Thu | May 21, 2026

Wait for court ruling on immunity claim delays Keith Clarke murder trial

Published:Tuesday | September 20, 2022 | 3:24 PM
The soldiers had reportedly gone in search of Christopher 'Dudus' Coke, the now convicted Jamaican drug lord who is serving time in a US prison. -File photo

The wait for a ruling by the Court of Appeal has again caused a delay in the stalled murder trial of three Jamaica Defence Force (JDF) soldiers accused of the 2010 shooting death of businessman Keith Clarke.

The next scheduled date for the case to be mentioned in court is on January 17, 2023.

The date was set after the three soldiers, Corporal Odel Buckley, Lance Corporal Greg Tinglin and Private Arnold Henry made a brief appearance in the Home Circuit Court in Kingston on Tuesday.

Clarke's wife, Claudette, who was in the courtroom, was not happy with the latest setback, the family's attorney Leonard Green disclosed.

"She is disappointed, but resolute," Green told The Gleaner.

Jury selection for the soldiers' murder trial was about to start in April 2018 when lawyers for the army surprised prosecutors with certificates of immunity which they claimed shielded the three men from prosecution for their actions on the night Clarke was killed.

The businessman was shot 21 times inside his Kirkland Heights home in St Andrew on July 27, 2010, during a military operation.

The soldiers had reportedly gone in search of Christopher 'Dudus' Coke, the now convicted Jamaican drug lord who is serving time in a US prison. 

Coke was the target of an islandwide manhunt after escaping a security dragnet inside his west Kingston enclave of Tivoli Gardens.

The certificates of immunity were signed in 2016 by then Minister of National Security Peter Bunting, six years after Clarke's death.

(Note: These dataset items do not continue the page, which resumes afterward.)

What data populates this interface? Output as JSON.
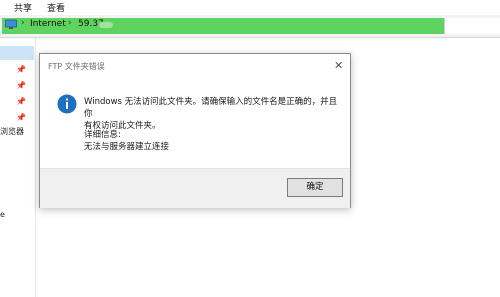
{
  "ribbon": {
    "tabs": [
      "共享",
      "查看"
    ]
  },
  "address": {
    "segments": [
      "Internet",
      "59.37."
    ]
  },
  "sidebar": {
    "labels": [
      "浏览器",
      "e"
    ]
  },
  "dialog": {
    "title": "FTP 文件夹错误",
    "message_line1": "Windows 无法访问此文件夹。请确保输入的文件名是正确的，并且你",
    "message_line2": "有权访问此文件夹。",
    "details_heading": "详细信息:",
    "details_text": "无法与服务器建立连接",
    "ok_label": "确定"
  },
  "colors": {
    "accent": "#1e6fc0",
    "address_highlight": "#5fd35f"
  },
  "icons": {
    "info": "info-icon",
    "close": "close-icon",
    "pin": "pin-icon"
  }
}
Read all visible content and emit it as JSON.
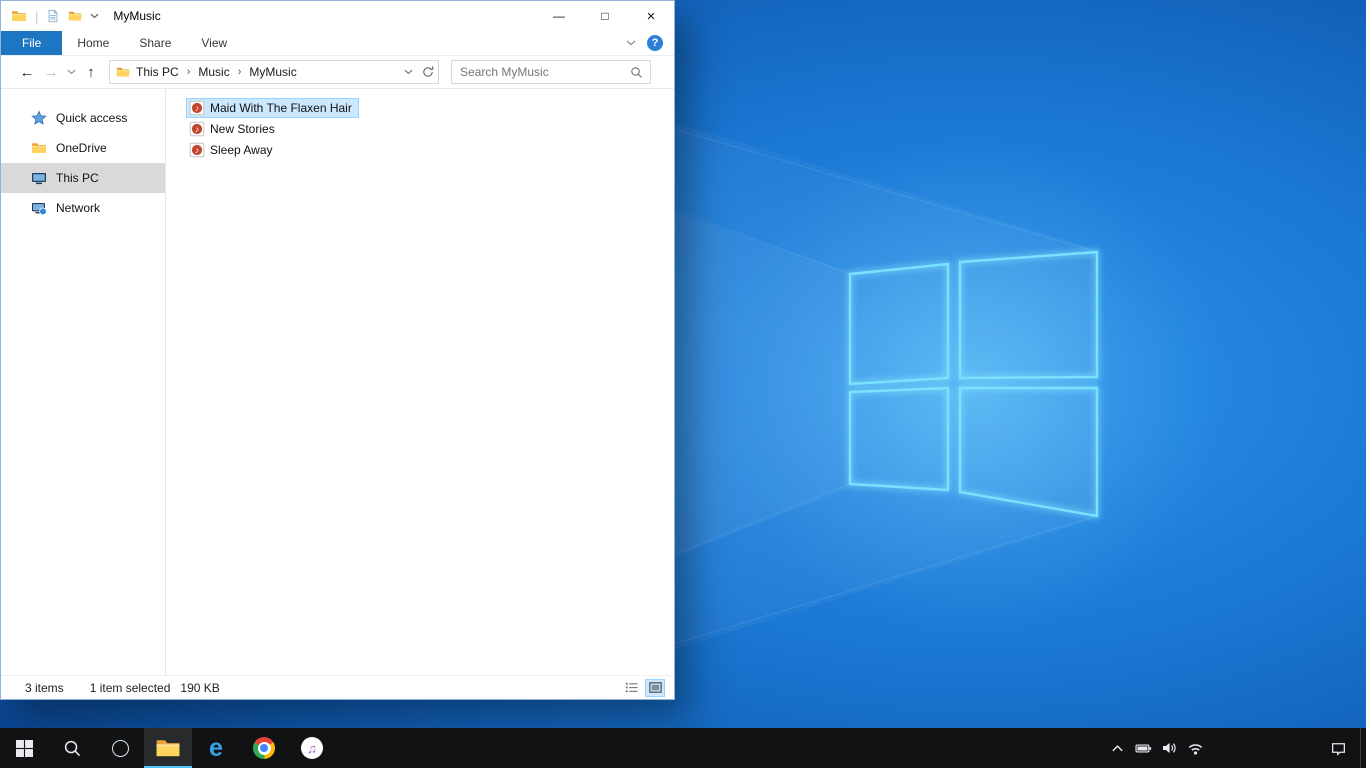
{
  "explorer": {
    "title": "MyMusic",
    "qat_separator": "|",
    "caption": {
      "minimize": "—",
      "maximize": "□",
      "close": "×"
    },
    "tabs": {
      "file": "File",
      "home": "Home",
      "share": "Share",
      "view": "View"
    },
    "help": "?",
    "nav": {
      "back": "←",
      "forward": "→",
      "up": "↑"
    },
    "breadcrumb": {
      "items": [
        "This PC",
        "Music",
        "MyMusic"
      ],
      "separator": "›"
    },
    "search": {
      "placeholder": "Search MyMusic"
    },
    "sidebar": {
      "items": [
        {
          "label": "Quick access",
          "icon": "star-icon",
          "selected": false
        },
        {
          "label": "OneDrive",
          "icon": "folder-icon",
          "selected": false
        },
        {
          "label": "This PC",
          "icon": "computer-icon",
          "selected": true
        },
        {
          "label": "Network",
          "icon": "network-icon",
          "selected": false
        }
      ]
    },
    "files": [
      {
        "name": "Maid With The Flaxen Hair",
        "icon": "music-file-icon",
        "selected": true
      },
      {
        "name": "New Stories",
        "icon": "music-file-icon",
        "selected": false
      },
      {
        "name": "Sleep Away",
        "icon": "music-file-icon",
        "selected": false
      }
    ],
    "status": {
      "count": "3 items",
      "selection": "1 item selected",
      "size": "190 KB"
    }
  },
  "taskbar": {
    "icons": [
      "start-icon",
      "search-icon",
      "cortana-icon",
      "file-explorer-icon",
      "internet-explorer-icon",
      "chrome-icon",
      "itunes-icon"
    ],
    "tray_icons": [
      "chevron-up-icon",
      "battery-icon",
      "volume-icon",
      "wifi-icon",
      "action-center-icon"
    ],
    "ie_glyph": "e",
    "itunes_note_glyph": "♫"
  },
  "colors": {
    "accent_blue": "#1d76c2",
    "selection_bg": "#cce8ff",
    "selection_border": "#99d1ff",
    "sidebar_selected": "#d9d9d9",
    "taskbar_bg": "#101214"
  }
}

"I hereby certify that the actions of Corporal Odel Buckley on May 27, 2010, between the hours of 12 a.m. and 12 p.m. at 18 Kirkland Close, Red Hills, St Andrew, which may have contributed to, or caused, the death of Keith Clarke, were done in good faith in the exercise of his functions as a member of the security forces for public safety, the restoration of order, the preservation of peace and in the public interest," late army attorney Paul Beswick said in court at the time, quoting from one of the certificates.

But in February 2020, the Constitutional Court ruled that the immunity certificates were invalid, null and void and that the soldiers should stand trial. 

The ruling was made after Clarke's widow challenged the validity of the certificates.

However, the soldiers, through their attorneys, have asked the Court of Appeal, Jamaica's second-highest court, to quash the decision of the Constitutional Court.

The Court of Appeal reserved its decision on February 12 last year after hearing legal arguments from attorneys for the soldiers and Clarke's widow as well as prosecutors.